Day 3 of 100, Singapore
Flemming and I attended the local Fujifilm launch of their three new cameras this evening. Still smarting from the whole debacle with the airline for Sunday’s flight, we’ve decided to add some vodka to that lemon of a situation, and make the best of our additional time here. I’ve genuinely enjoyed myself at these events, which is unusual: I am very awkward around lots of other people. Parties are a special kind of hell.
In her Journal Of A Solitude, poet May Sarton likened “every meeting with another human being [to] a collision” during periods of depression. Social situations and/or large crowds have a similar collisive effect on me. You know, when you don’t know if you should have dialed yourself up or down, said something differently, not said it at all, hung bells on your ears or over your head, then you retrospectively overanalyse each twitch that everyone around you made and decide MY GOD, THEY ALL HATE ME, I SUCK AND WILL NEVER INFLICT MYSELF ON ANYONE EVER AGAIN?
Bugger. Well, some of us live in the throes of this madness.
I am learning though, that it gets a little easier with practice. The sense of collision never goes away, but it doesn’t appear to be fatal. It’s easier at camera/photography events, because I carry a camera like everyone else, when there’s absolutely no reason to. And it’s completely acceptable to wander away and make pictures of a blank wall outside when it all gets too much. Photographers do stuff like that. Thank goodness.

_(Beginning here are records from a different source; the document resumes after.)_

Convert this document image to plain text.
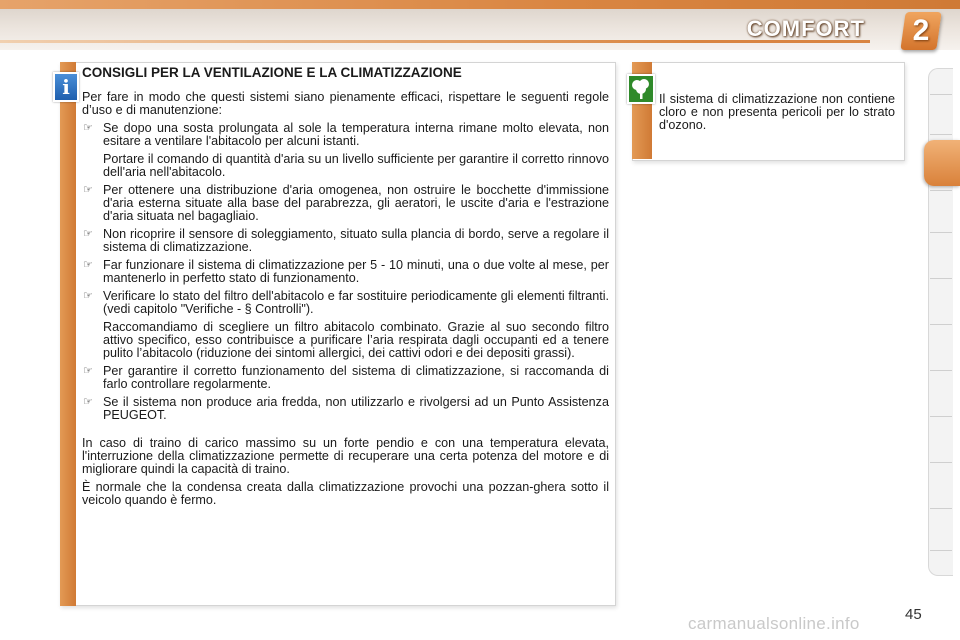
COMFORT	2
i
CONSIGLI PER LA VENTILAZIONE E LA CLIMATIZZAZIONE
Per fare in modo che questi sistemi siano pienamente efficaci, rispettare le seguenti regole d’uso e di manutenzione:
☞ Se dopo una sosta prolungata al sole la temperatura interna rimane molto elevata, non esitare a ventilare l'abitacolo per alcuni istanti.
Portare il comando di quantità d'aria su un livello sufficiente per garantire il corretto rinnovo dell'aria nell'abitacolo.
☞ Per ottenere una distribuzione d'aria omogenea, non ostruire le bocchette d'immissione d'aria esterna situate alla base del parabrezza, gli aeratori, le uscite d'aria e l'estrazione d'aria situata nel bagagliaio.
☞ Non ricoprire il sensore di soleggiamento, situato sulla plancia di bordo, serve a regolare il sistema di climatizzazione.
☞ Far funzionare il sistema di climatizzazione per 5 - 10 minuti, una o due volte al mese, per mantenerlo in perfetto stato di funzionamento.
☞ Verificare lo stato del filtro dell'abitacolo e far sostituire periodicamente gli elementi filtranti. (vedi capitolo "Verifiche - § Controlli").
Raccomandiamo di scegliere un filtro abitacolo combinato. Grazie al suo secondo filtro attivo specifico, esso contribuisce a purificare l’aria respirata dagli occupanti ed a tenere pulito l’abitacolo (riduzione dei sintomi allergici, dei cattivi odori e dei depositi grassi).
☞ Per garantire il corretto funzionamento del sistema di climatizzazione, si raccomanda di farlo controllare regolarmente.
☞ Se il sistema non produce aria fredda, non utilizzarlo e rivolgersi ad un Punto Assistenza PEUGEOT.
In caso di traino di carico massimo su un forte pendio e con una temperatura elevata, l'interruzione della climatizzazione permette di recuperare una certa potenza del motore e di migliorare quindi la capacità di traino.
È normale che la condensa creata dalla climatizzazione provochi una pozzan-ghera sotto il veicolo quando è fermo.
Il sistema di climatizzazione non contiene cloro e non presenta pericoli per lo strato d'ozono.
carmanualsonline.info	45
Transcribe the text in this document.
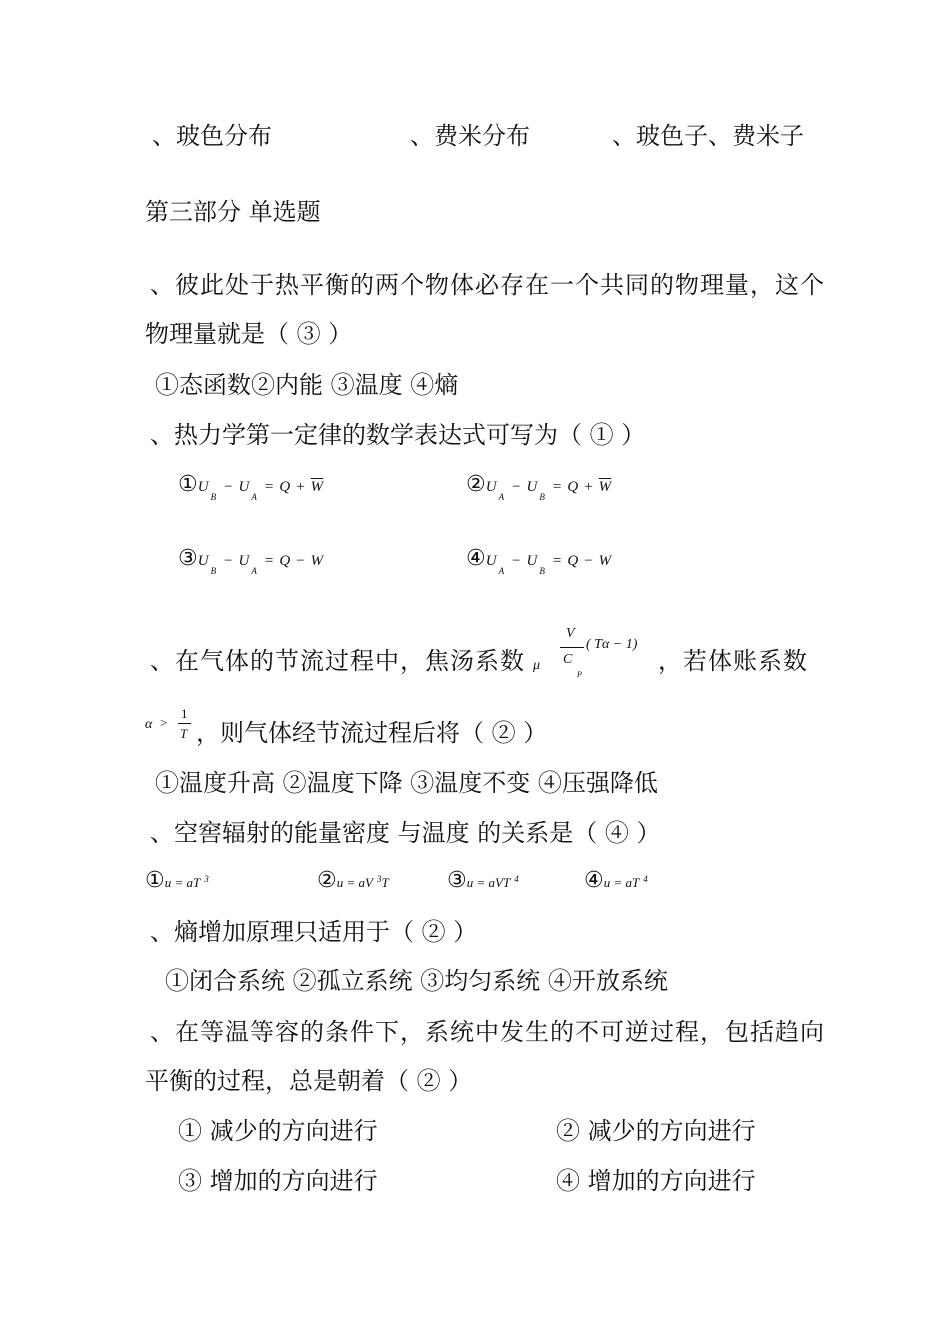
、玻色分布	、费米分布	、玻色子、费米子
第三部分 单选题
、彼此处于热平衡的两个物体必存在一个共同的物理量，这个
物理量就是（ ③ ）
①态函数②内能 ③温度 ④熵
、热力学第一定律的数学表达式可写为（ ① ）
$①U_B- U_A= Q + \overline{W}$	$②U_A- U_B= Q + \overline{W}$
$③U_B- U_A= Q - W$	$④U_A- U_B= Q - W$
、在气体的节流过程中，焦汤系数 μ
V
C
P
( Tα − 1)
，若体账系数
α >
1
T ，则气体经节流过程后将（ ② ）
①温度升高 ②温度下降 ③温度不变 ④压强降低
、空窖辐射的能量密度 与温度 的关系是（ ④ ）
①u = aT $^3$	②u = aV $^3$T	③u = aVT $^4$	④u = aT $^4$
、熵增加原理只适用于（ ② ）
①闭合系统 ②孤立系统 ③均匀系统 ④开放系统
、在等温等容的条件下，系统中发生的不可逆过程，包括趋向
平衡的过程，总是朝着（ ② ）
① 减少的方向进行	② 减少的方向进行
③ 增加的方向进行	④ 增加的方向进行
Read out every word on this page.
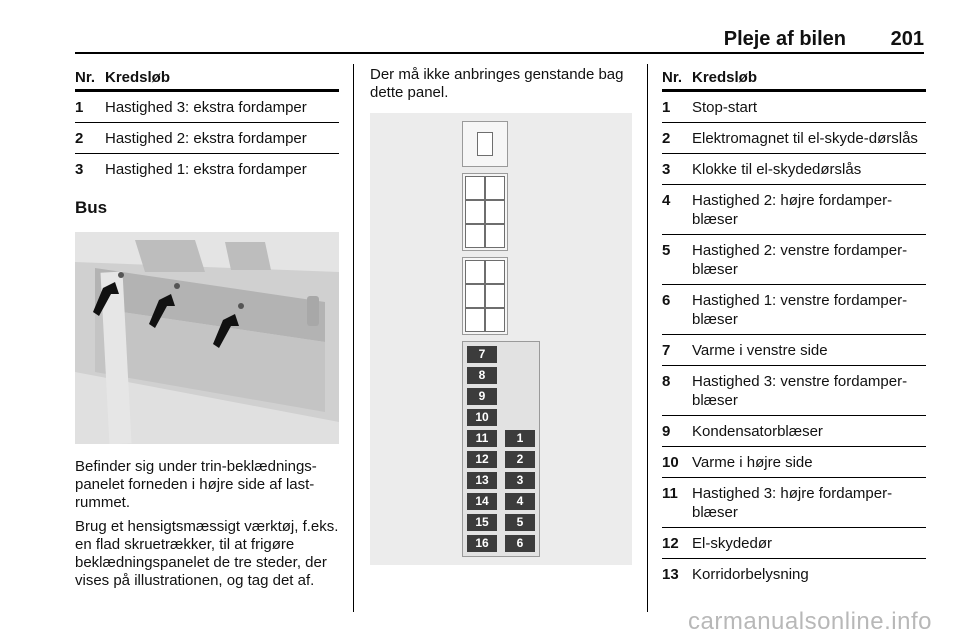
Pleje af bilen 201
Nr. Kredsløb
1	Hastighed 3: ekstra fordamper
2	Hastighed 2: ekstra fordamper
3	Hastighed 1: ekstra fordamper
Bus

Befinder sig under trin-beklædnings-panelet forneden i højre side af last-rummet.

Brug et hensigtsmæssigt værktøj, f.eks. en flad skruetrækker, til at frigøre beklædningspanelet de tre steder, der vises på illustrationen, og tag det af.

Der må ikke anbringes genstande bag dette panel.

7
8
9
10
11
12
13
14
15
16
1
2
3
4
5
6
Nr. Kredsløb
1	Stop-start
2	Elektromagnet til el-skyde-dørslås
3	Klokke til el-skydedørslås
4	Hastighed 2: højre fordamper-blæser
5	Hastighed 2: venstre fordamper-blæser
6	Hastighed 1: venstre fordamper-blæser
7	Varme i venstre side
8	Hastighed 3: venstre fordamper-blæser
9	Kondensatorblæser
10 Varme i højre side
11 Hastighed 3: højre fordamper-blæser
12 El-skydedør
13 Korridorbelysning
carmanualsonline.info
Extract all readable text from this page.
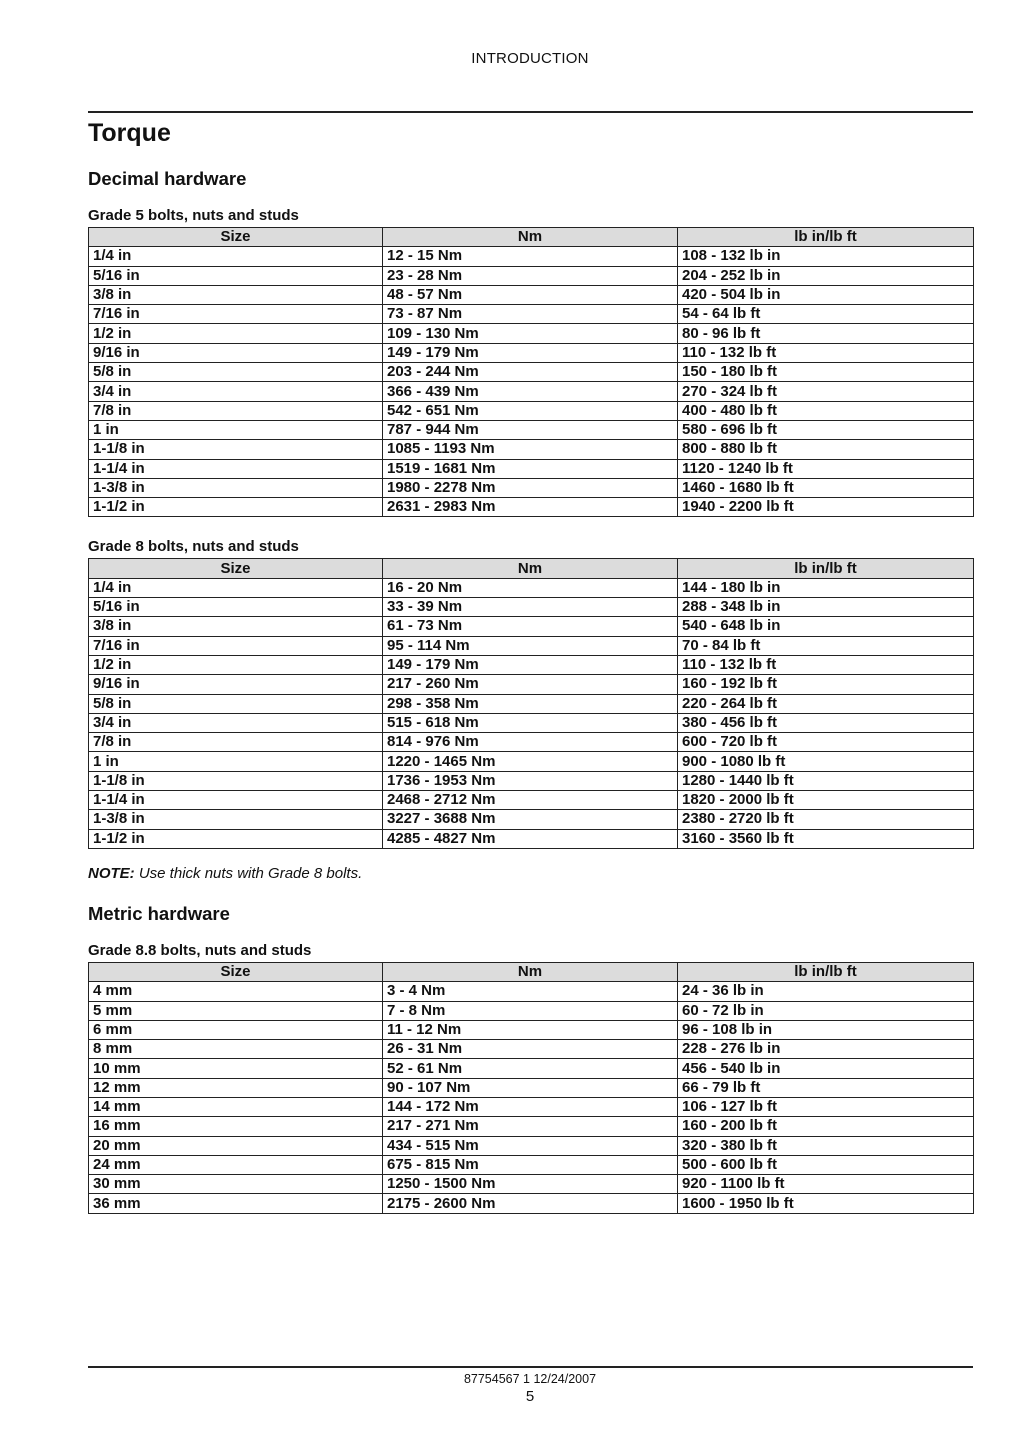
INTRODUCTION
Torque
Decimal hardware
Grade 5 bolts, nuts and studs
Size	Nm	lb in/lb ft
1/4 in	12 - 15 Nm	108 - 132 lb in
5/16 in	23 - 28 Nm	204 - 252 lb in
3/8 in	48 - 57 Nm	420 - 504 lb in
7/16 in	73 - 87 Nm	54 - 64 lb ft
1/2 in	109 - 130 Nm	80 - 96 lb ft
9/16 in	149 - 179 Nm	110 - 132 lb ft
5/8 in	203 - 244 Nm	150 - 180 lb ft
3/4 in	366 - 439 Nm	270 - 324 lb ft
7/8 in	542 - 651 Nm	400 - 480 lb ft
1 in	787 - 944 Nm	580 - 696 lb ft
1-1/8 in	1085 - 1193 Nm	800 - 880 lb ft
1-1/4 in	1519 - 1681 Nm	1120 - 1240 lb ft
1-3/8 in	1980 - 2278 Nm	1460 - 1680 lb ft
1-1/2 in	2631 - 2983 Nm	1940 - 2200 lb ft
Grade 8 bolts, nuts and studs
Size	Nm	lb in/lb ft
1/4 in	16 - 20 Nm	144 - 180 lb in
5/16 in	33 - 39 Nm	288 - 348 lb in
3/8 in	61 - 73 Nm	540 - 648 lb in
7/16 in	95 - 114 Nm	70 - 84 lb ft
1/2 in	149 - 179 Nm	110 - 132 lb ft
9/16 in	217 - 260 Nm	160 - 192 lb ft
5/8 in	298 - 358 Nm	220 - 264 lb ft
3/4 in	515 - 618 Nm	380 - 456 lb ft
7/8 in	814 - 976 Nm	600 - 720 lb ft
1 in	1220 - 1465 Nm	900 - 1080 lb ft
1-1/8 in	1736 - 1953 Nm	1280 - 1440 lb ft
1-1/4 in	2468 - 2712 Nm	1820 - 2000 lb ft
1-3/8 in	3227 - 3688 Nm	2380 - 2720 lb ft
1-1/2 in	4285 - 4827 Nm	3160 - 3560 lb ft
NOTE: Use thick nuts with Grade 8 bolts.
Metric hardware
Grade 8.8 bolts, nuts and studs
Size	Nm	lb in/lb ft
4 mm	3 - 4 Nm	24 - 36 lb in
5 mm	7 - 8 Nm	60 - 72 lb in
6 mm	11 - 12 Nm	96 - 108 lb in
8 mm	26 - 31 Nm	228 - 276 lb in
10 mm	52 - 61 Nm	456 - 540 lb in
12 mm	90 - 107 Nm	66 - 79 lb ft
14 mm	144 - 172 Nm	106 - 127 lb ft
16 mm	217 - 271 Nm	160 - 200 lb ft
20 mm	434 - 515 Nm	320 - 380 lb ft
24 mm	675 - 815 Nm	500 - 600 lb ft
30 mm	1250 - 1500 Nm	920 - 1100 lb ft
36 mm	2175 - 2600 Nm	1600 - 1950 lb ft
87754567 1 12/24/2007
5
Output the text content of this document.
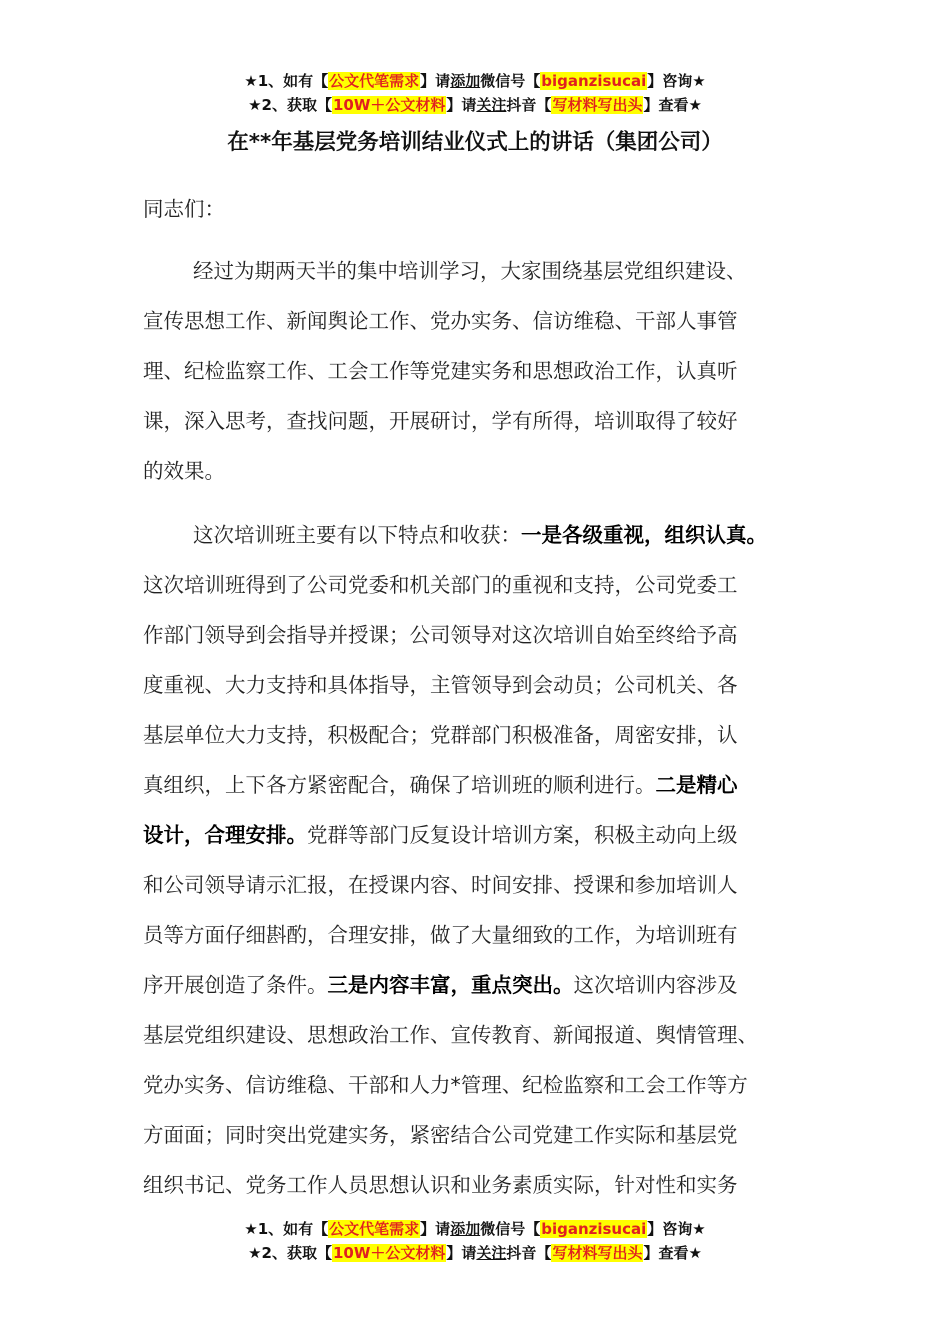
★1、如有【公文代笔需求】请添加微信号【biganzisucai】咨询★
★2、获取【10W＋公文材料】请关注抖音【写材料写出头】查看★
在**年基层党务培训结业仪式上的讲话（集团公司）
同志们：
经过为期两天半的集中培训学习，大家围绕基层党组织建设、
宣传思想工作、新闻舆论工作、党办实务、信访维稳、干部人事管
理、纪检监察工作、工会工作等党建实务和思想政治工作，认真听
课，深入思考，查找问题，开展研讨，学有所得，培训取得了较好
的效果。
这次培训班主要有以下特点和收获：一是各级重视，组织认真。
这次培训班得到了公司党委和机关部门的重视和支持，公司党委工
作部门领导到会指导并授课；公司领导对这次培训自始至终给予高
度重视、大力支持和具体指导，主管领导到会动员；公司机关、各
基层单位大力支持，积极配合；党群部门积极准备，周密安排，认
真组织，上下各方紧密配合，确保了培训班的顺利进行。二是精心
设计，合理安排。党群等部门反复设计培训方案，积极主动向上级
和公司领导请示汇报，在授课内容、时间安排、授课和参加培训人
员等方面仔细斟酌，合理安排，做了大量细致的工作，为培训班有
序开展创造了条件。三是内容丰富，重点突出。这次培训内容涉及
基层党组织建设、思想政治工作、宣传教育、新闻报道、舆情管理、
党办实务、信访维稳、干部和人力*管理、纪检监察和工会工作等方
方面面；同时突出党建实务，紧密结合公司党建工作实际和基层党
组织书记、党务工作人员思想认识和业务素质实际，针对性和实务
★1、如有【公文代笔需求】请添加微信号【biganzisucai】咨询★
★2、获取【10W＋公文材料】请关注抖音【写材料写出头】查看★
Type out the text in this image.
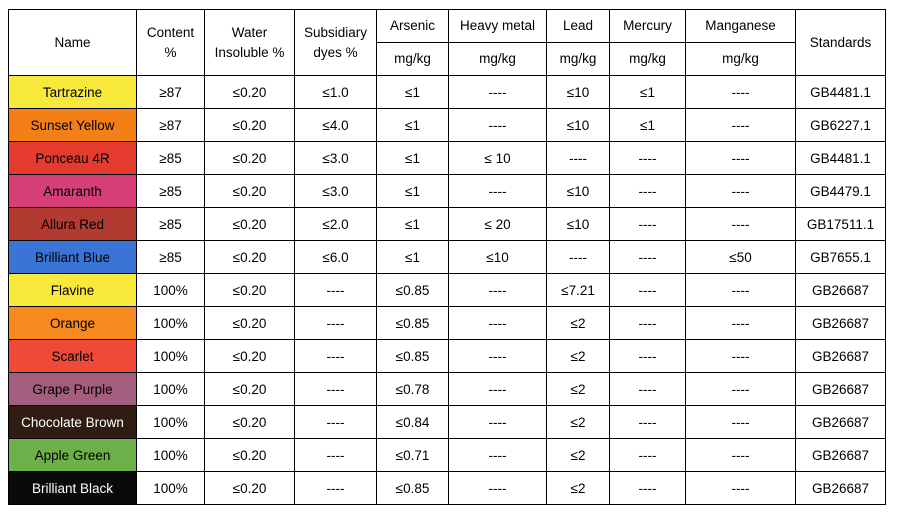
Name	Content %	Water Insoluble %	Subsidiary dyes %	Arsenic	Heavy metal	Lead	Mercury	Manganese	Standards
				mg/kg	mg/kg	mg/kg	mg/kg	mg/kg	
Tartrazine	≥87	≤0.20	≤1.0	≤1	----	≤10	≤1	----	GB4481.1
Sunset Yellow	≥87	≤0.20	≤4.0	≤1	----	≤10	≤1	----	GB6227.1
Ponceau 4R	≥85	≤0.20	≤3.0	≤1	≤ 10	----	----	----	GB4481.1
Amaranth	≥85	≤0.20	≤3.0	≤1	----	≤10	----	----	GB4479.1
Allura Red	≥85	≤0.20	≤2.0	≤1	≤ 20	≤10	----	----	GB17511.1
Brilliant Blue	≥85	≤0.20	≤6.0	≤1	≤10	----	----	≤50	GB7655.1
Flavine	100%	≤0.20	----	≤0.85	----	≤7.21	----	----	GB26687
Orange	100%	≤0.20	----	≤0.85	----	≤2	----	----	GB26687
Scarlet	100%	≤0.20	----	≤0.85	----	≤2	----	----	GB26687
Grape Purple	100%	≤0.20	----	≤0.78	----	≤2	----	----	GB26687
Chocolate Brown	100%	≤0.20	----	≤0.84	----	≤2	----	----	GB26687
Apple Green	100%	≤0.20	----	≤0.71	----	≤2	----	----	GB26687
Brilliant Black	100%	≤0.20	----	≤0.85	----	≤2	----	----	GB26687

And, lately I’ve made connections that remind me of the richness of this travelling life I’m lucky enough to live at the moment. Those are precious, the recognition of mutual oddballness from poles away.
“Friendship is unnecessary, like philosophy, like art…. It has no survival value; rather it is one of those things which give value to survival.”
― C.S. Lewis
Really enjoying your 100 day journal. Sorry to hear about your airline troubles. I love your style of expression and can so identify with that “collision” feeling. Looking forward to the next 97 days!
Please stick to your promise of hundred days of this. And please put forward/backward-buttons on the page so we, your avid readers, don’t have to go the journal page every time.
Mads, I’ve been thinking about next / previous arrow links on individual blog posts for the past year, at least. It might happen, but don’t hold your breath
I filter myself before I say it, afterwards thinking “I should have said this, or that” and I carry my camera so that I can disappear for moments of calm
Keep it going :-)
There’s a word for this retrospective revelation, but i can’t remember it. On the bright side, we might learn one day. In the meantime, there’s always the camera!
Perhaps the numbskulls that kept you off that plane happened for a reason. Perhaps you were meant to undertake this project. Its beginning is certainly… what?, encouraging, suggestive, engaging… not sure I have the word. And the images that are accompanying the written explorations have been quite extraordinary (especially this one), even perhaps going back to “Good-bye” which now looks for the world like a precursor.
I certainly identify with the angst of encountering strangers at a social/business gathering, but (given my own argumentative nature) would dispute the “collision” description, more (for me) it resembles the endless-seeming skid on ice, out of control, waiting for the sickening crunch you know must be coming. The extrovert’s battery charges among people and drains alone, the introvert’s just the opposite. I’ve read a couple quite good books on the topic. “Quiet” by Susan Cain and (even better, IMO) “The Introvert Advantage” by Marti Olsen Laney, Psy. D.
As always, my very best wishes to you (and Mr. F) and heartiest vote of confidence and encouragement. Keep on keeping on.
Maybe it was the push i needed. Time will tell. Agreed re the skid and crunch. Crunches are collisive too.
I’ve heard of those books, though I’ve yet to read them. On my burgeoning list of ebooks to rent from the library!
My thanks and best wishes to you too Greg, it’s always lovely to hear from you.